A total of 519 deputies in the Bundestag voted in favour of extending the mission, 67 were voted against the mission and three abstained.
Germany's maximum troop strength as part of the U.S.-led Operation Enduring Freedom will be reduced to 2,800 from the present ceiling of 3,100 soldiers, under the bill approved by the chamber.
The decision is partly academic because Berlin currently only has 500 troops serving under the mandate.
The forces serve in the Afghan combat theatre including the Horn of Africa region.

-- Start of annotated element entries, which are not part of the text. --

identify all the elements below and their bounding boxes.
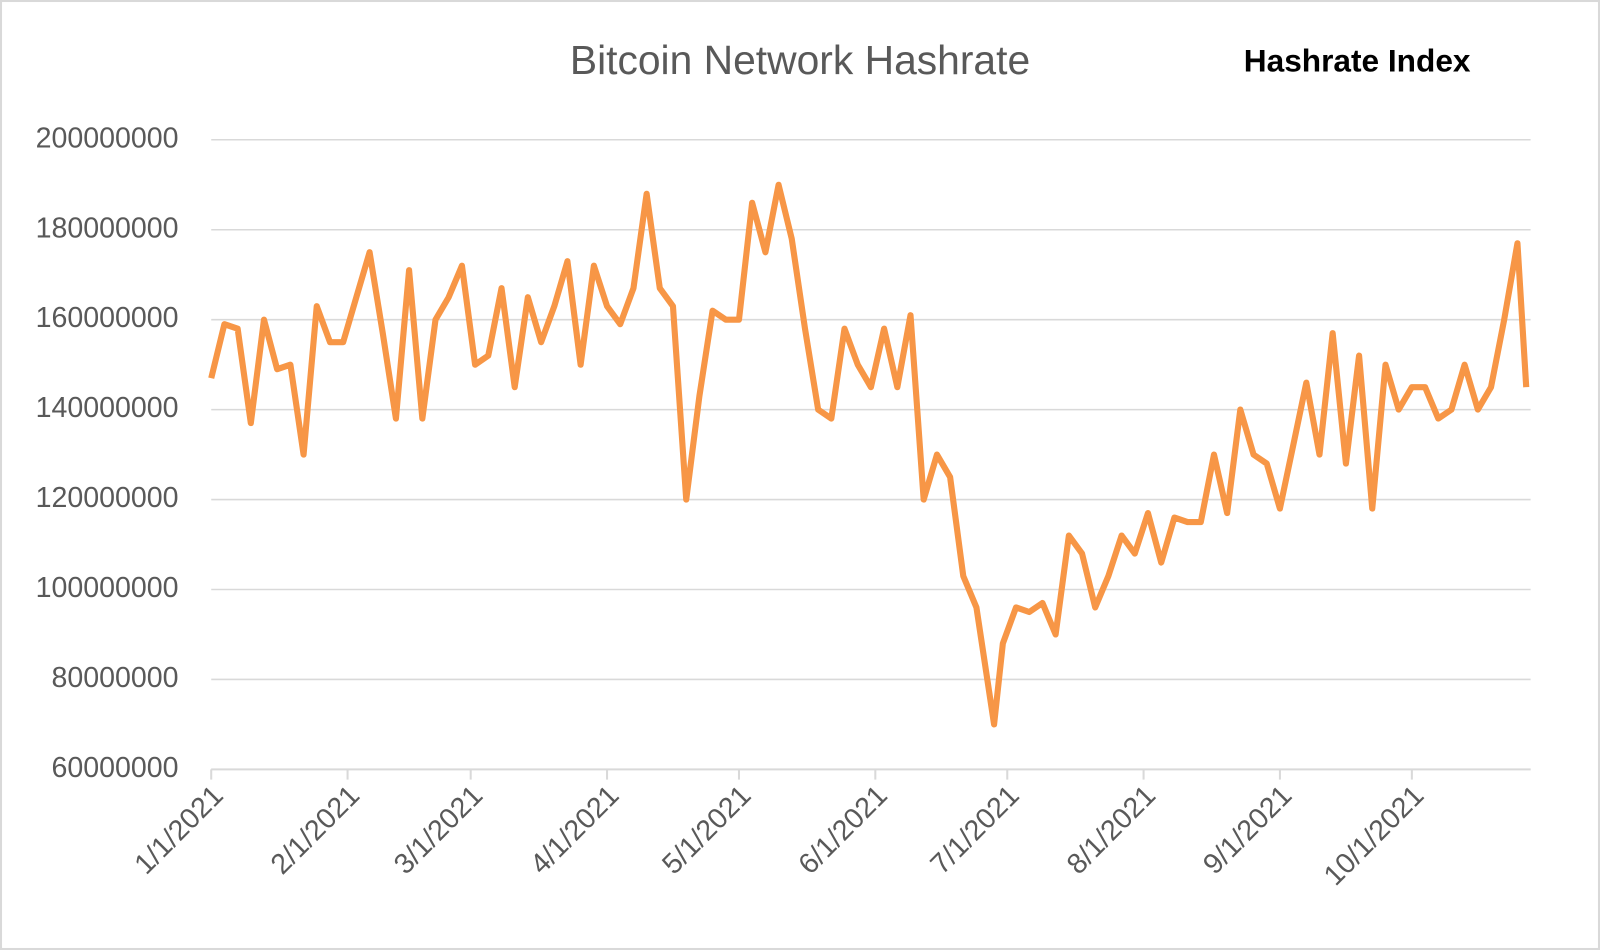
y-tick-label: 140000000: [36, 392, 179, 424]
data-line: [208, 181, 1530, 728]
y-tick-label: 120000000: [36, 482, 179, 514]
y-tick-label: 180000000: [36, 212, 179, 244]
y-tick-label: 80000000: [51, 662, 178, 694]
y-tick-label: 100000000: [36, 572, 179, 604]
y-tick-label: 60000000: [51, 752, 178, 784]
chart-title: Bitcoin Network Hashrate: [570, 37, 1030, 83]
y-tick-label: 200000000: [36, 122, 179, 154]
y-tick-label: 160000000: [36, 302, 179, 334]
watermark: Hashrate Index: [1244, 43, 1471, 79]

Members of Germany's elite KSK forces are involved in combat operations in Afghanistan with U.S. troops - but their numbers and activities are kept strictly secret.
Defence ministry officials insist the troop cuts are not a sign of lower engagement but rather because Berlin is recalling ageing naval surveillance planes prior to delivery of more modern replacements.
The current troop mandate expires November 15.
Germany has a further 2,250 peacekeeping troops with the NATO-led International Security Assistance Force (ISAF) in Afghanistan which it plans to raise to 3,000.
About 12,000 ISAF soldiers are operating mainly around Kabul, as well as in the relatively peaceful north and west of Afghanistan.
The United States has some 18,000 troops in Afghanistan under Enduring Freedom and has called on ISAF to expand its operations so that the U.S. forces can be partially withdrawn.
A total of 17 German soldiers have been killed in Afghanistan since 2001 and 22 have been wounded in attacks, according to Berlin defence ministry figures.